Standard message points (domain-specific content in each agent's prompt):
- After baseline profiling: Summary of profiling results
- After each experiment: Target, result (KEEP/DISCARD), metrics
- Every 3 experiments: Periodic progress summary for user relay
- At milestones (every 3-5 keeps): Cumulative improvement
- At plateau/completion: Final summary
- When stuck (5+ consecutive discards): What's been tried
- Cross-domain discovery: Signal to router — do NOT fix cross-domain issues yourself
- File modification notification: After each KEEP commit, notify researcher per modified file:
SendMessage(to: "researcher", summary: "File modified", message: "[modified <file-path>]"). This prevents the researcher from sending outdated analysis for code you've already changed.
Also update the shared task list when reaching phase boundaries:
- After baseline:
TaskUpdate("Baseline profiling" → completed) - At completion/plateau:
TaskUpdate("Experiment loop" → completed)
Research Teammate Integration
A researcher agent ("researcher") may be running alongside you. Use it to reduce your read-think time:
- After baseline profiling, send your ranked target list to the researcher. Skip the top target (you'll work on it immediately) — send targets #2 through #5+.
- Before each experiment, check if the researcher has sent findings for your current target.
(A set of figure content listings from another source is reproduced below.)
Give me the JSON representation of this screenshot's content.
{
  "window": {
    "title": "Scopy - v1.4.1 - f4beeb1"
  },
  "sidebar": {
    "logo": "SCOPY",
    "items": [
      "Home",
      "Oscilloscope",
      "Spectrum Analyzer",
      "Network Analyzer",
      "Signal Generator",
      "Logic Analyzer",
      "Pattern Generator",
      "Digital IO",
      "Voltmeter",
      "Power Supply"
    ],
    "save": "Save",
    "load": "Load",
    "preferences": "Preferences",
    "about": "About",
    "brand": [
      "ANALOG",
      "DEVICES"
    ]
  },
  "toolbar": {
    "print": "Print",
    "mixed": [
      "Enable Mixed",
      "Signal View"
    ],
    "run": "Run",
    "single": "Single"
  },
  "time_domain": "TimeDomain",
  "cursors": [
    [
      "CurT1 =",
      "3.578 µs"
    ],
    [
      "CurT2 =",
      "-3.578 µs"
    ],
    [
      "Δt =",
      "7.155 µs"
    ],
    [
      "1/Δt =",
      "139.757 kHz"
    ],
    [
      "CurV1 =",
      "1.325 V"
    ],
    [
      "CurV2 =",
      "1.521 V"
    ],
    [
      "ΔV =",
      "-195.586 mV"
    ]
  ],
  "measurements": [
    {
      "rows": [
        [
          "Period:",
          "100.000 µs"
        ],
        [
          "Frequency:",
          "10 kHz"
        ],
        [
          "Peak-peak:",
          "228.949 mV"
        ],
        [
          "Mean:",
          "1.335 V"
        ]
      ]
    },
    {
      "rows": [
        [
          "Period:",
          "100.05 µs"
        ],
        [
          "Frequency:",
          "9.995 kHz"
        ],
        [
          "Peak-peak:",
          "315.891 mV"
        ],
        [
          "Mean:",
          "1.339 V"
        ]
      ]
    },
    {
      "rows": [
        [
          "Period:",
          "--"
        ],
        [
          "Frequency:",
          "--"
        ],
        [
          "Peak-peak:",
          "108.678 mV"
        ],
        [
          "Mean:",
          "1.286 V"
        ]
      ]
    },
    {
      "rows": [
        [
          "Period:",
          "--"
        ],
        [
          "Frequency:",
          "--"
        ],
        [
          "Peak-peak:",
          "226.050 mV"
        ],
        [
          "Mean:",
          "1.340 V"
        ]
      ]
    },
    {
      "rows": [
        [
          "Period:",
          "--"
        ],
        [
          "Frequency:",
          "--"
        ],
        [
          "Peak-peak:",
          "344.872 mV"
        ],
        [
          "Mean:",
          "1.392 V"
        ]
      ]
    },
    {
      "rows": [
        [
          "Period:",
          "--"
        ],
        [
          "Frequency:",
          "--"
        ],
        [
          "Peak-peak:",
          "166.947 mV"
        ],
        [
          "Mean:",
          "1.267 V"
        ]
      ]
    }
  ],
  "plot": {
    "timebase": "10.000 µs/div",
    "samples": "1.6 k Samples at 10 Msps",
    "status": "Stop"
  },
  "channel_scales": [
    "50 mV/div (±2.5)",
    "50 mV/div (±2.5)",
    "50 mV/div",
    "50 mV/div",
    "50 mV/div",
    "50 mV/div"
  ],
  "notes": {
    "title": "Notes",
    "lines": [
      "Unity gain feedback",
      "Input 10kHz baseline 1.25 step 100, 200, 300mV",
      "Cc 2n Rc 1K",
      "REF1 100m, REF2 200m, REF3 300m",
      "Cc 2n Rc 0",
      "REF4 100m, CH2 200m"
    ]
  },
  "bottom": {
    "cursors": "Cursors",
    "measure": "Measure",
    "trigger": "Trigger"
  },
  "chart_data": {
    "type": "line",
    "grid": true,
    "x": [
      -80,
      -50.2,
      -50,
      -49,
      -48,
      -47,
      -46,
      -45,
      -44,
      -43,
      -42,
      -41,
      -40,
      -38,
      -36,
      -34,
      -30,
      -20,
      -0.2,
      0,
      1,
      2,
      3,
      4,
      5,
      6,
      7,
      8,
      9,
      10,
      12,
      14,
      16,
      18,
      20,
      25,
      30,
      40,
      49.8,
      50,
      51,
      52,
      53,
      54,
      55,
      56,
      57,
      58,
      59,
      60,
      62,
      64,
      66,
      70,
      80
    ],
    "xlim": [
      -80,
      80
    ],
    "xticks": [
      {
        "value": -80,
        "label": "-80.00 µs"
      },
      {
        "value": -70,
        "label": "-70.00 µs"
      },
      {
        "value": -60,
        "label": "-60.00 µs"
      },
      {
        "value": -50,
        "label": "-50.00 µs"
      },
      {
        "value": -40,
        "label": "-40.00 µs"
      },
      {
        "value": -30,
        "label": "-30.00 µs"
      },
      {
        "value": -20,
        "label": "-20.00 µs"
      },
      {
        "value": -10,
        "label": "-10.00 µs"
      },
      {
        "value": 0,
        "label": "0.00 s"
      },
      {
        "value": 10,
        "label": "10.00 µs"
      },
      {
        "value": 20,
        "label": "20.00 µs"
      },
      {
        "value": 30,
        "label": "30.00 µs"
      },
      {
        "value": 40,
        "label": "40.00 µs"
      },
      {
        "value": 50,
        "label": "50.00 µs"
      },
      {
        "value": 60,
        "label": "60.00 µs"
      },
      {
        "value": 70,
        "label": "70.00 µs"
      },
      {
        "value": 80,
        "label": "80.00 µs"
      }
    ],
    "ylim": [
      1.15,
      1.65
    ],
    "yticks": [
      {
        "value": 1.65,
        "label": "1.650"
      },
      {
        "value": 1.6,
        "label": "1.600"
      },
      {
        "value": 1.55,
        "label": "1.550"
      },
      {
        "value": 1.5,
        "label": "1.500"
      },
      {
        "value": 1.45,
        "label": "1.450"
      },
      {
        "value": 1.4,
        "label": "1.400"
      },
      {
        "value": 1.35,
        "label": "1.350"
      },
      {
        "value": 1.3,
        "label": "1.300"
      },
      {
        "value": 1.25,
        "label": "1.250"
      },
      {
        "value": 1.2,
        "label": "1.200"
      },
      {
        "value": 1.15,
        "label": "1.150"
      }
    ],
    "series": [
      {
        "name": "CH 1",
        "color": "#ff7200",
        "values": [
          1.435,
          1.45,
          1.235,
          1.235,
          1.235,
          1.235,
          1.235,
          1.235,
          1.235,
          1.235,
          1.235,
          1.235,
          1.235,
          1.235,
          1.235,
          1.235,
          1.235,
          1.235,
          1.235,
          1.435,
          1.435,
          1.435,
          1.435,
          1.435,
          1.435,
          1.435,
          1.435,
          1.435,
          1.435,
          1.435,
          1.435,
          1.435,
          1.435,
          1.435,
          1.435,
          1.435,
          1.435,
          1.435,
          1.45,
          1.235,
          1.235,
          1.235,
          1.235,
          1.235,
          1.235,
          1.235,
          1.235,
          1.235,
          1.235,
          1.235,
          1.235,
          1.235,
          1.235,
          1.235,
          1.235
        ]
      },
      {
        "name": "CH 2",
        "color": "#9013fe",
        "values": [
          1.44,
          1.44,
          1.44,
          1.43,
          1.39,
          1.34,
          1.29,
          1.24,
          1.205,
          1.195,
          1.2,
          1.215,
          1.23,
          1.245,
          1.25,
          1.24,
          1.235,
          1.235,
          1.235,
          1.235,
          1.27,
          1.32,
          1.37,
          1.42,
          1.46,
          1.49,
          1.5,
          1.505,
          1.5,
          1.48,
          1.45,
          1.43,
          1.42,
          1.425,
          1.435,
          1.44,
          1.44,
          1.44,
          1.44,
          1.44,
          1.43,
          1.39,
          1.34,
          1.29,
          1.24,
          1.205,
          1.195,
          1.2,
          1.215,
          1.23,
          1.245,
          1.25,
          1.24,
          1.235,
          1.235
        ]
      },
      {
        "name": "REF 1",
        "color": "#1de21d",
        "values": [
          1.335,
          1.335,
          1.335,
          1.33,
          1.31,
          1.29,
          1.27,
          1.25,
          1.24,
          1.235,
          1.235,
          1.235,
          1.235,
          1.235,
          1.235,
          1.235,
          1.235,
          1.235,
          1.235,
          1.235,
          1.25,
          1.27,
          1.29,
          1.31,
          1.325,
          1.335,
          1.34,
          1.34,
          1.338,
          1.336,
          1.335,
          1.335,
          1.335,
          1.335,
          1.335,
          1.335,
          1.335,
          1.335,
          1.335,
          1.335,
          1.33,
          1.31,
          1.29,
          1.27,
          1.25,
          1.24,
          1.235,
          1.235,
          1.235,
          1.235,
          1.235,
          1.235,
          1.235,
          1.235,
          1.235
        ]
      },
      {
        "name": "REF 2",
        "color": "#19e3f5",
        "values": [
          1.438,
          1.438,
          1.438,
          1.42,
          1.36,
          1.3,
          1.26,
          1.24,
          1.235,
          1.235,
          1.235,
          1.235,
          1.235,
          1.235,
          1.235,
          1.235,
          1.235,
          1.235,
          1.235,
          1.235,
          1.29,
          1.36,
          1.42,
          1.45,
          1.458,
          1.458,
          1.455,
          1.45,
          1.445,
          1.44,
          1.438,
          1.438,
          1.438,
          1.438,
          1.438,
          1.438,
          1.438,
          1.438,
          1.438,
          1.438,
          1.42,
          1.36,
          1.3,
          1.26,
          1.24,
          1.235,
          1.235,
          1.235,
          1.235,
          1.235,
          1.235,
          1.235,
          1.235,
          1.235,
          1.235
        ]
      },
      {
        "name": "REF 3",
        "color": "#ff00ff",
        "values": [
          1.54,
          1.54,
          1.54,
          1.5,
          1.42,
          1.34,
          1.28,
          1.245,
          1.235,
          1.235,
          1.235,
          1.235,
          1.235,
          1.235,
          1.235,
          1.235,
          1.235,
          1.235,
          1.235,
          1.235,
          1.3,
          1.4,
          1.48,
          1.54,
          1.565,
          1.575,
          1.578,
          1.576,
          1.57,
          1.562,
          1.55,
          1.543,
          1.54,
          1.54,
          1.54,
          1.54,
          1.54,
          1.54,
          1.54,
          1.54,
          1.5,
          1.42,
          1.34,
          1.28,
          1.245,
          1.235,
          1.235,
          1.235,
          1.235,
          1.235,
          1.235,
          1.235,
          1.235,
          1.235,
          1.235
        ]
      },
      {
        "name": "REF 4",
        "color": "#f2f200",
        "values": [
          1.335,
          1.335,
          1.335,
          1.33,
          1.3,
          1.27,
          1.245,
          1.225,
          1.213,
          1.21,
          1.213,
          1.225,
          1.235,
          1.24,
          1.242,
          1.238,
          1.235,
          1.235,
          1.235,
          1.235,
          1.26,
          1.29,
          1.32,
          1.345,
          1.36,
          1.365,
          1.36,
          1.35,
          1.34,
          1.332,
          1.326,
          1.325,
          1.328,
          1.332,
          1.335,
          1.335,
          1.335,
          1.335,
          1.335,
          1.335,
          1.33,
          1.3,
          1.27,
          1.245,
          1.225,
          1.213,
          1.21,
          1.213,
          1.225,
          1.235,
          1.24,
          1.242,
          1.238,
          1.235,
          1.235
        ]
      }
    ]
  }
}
If a
[research <function_name>]message is available, use it to skip source reading and pattern identification — go straight to the reasoning checklist. - After re-profiling (new rankings), send updated targets to the researcher so it stays ahead of you.
Pre-Submit Review
MANDATORY before sending [complete]. After the experiment loop plateaus or stops, run a self-review against the full diff before finalizing. This catches the issues that reviewers consistently flag on performance PRs.
Read ${CLAUDE_PLUGIN_ROOT}/references/shared/pre-submit-review.md for the full checklist. Common critical checks:
- Resource ownership: For every
del/close()you added — is the object caller-owned? Grep for all call sites. If a caller uses the object after your function returns, you have a use-after-free bug. - Concurrency safety: Does this code run in a web server? Check for shared mutable state and resource lifecycle under concurrent requests.
- Correctness vs intent: Every claim in results.tsv and commit messages must match actual benchmark output.
- Quality tradeoffs disclosed: If you traded one metric for another, quantify both sides in the commit message.
- Tests exercise production paths: If the optimized code is reached via monkey-patch, factory, or feature flag in production, tests must go through that same path.
If you find issues, fix them, re-run tests, and update results.tsv. Note findings in HANDOFF.md under "Pre-submit review findings". Only send [complete] after all checks pass.
Domain agents add domain-specific checks beyond these common ones.
PR Strategy
One PR per independent optimization. Same function → one PR. Different files → separate PRs.
Do NOT open PRs yourself unless the user explicitly asks. Prepare the branch, push, tell user it's ready.
Domain prefixes:
| Domain | Branch prefix | PR title prefix |
|---|---|---|
| CPU / Data Structures | ds/ |
ds: |
| Memory | mem/ |
mem: |
| Async | async/ |
async: |
| Structure | struct/ |
refactor: |
| Deep (cross-domain) | deep/ |
perf: |
See ${CLAUDE_PLUGIN_ROOT}/references/shared/pr-preparation.md for the full PR workflow.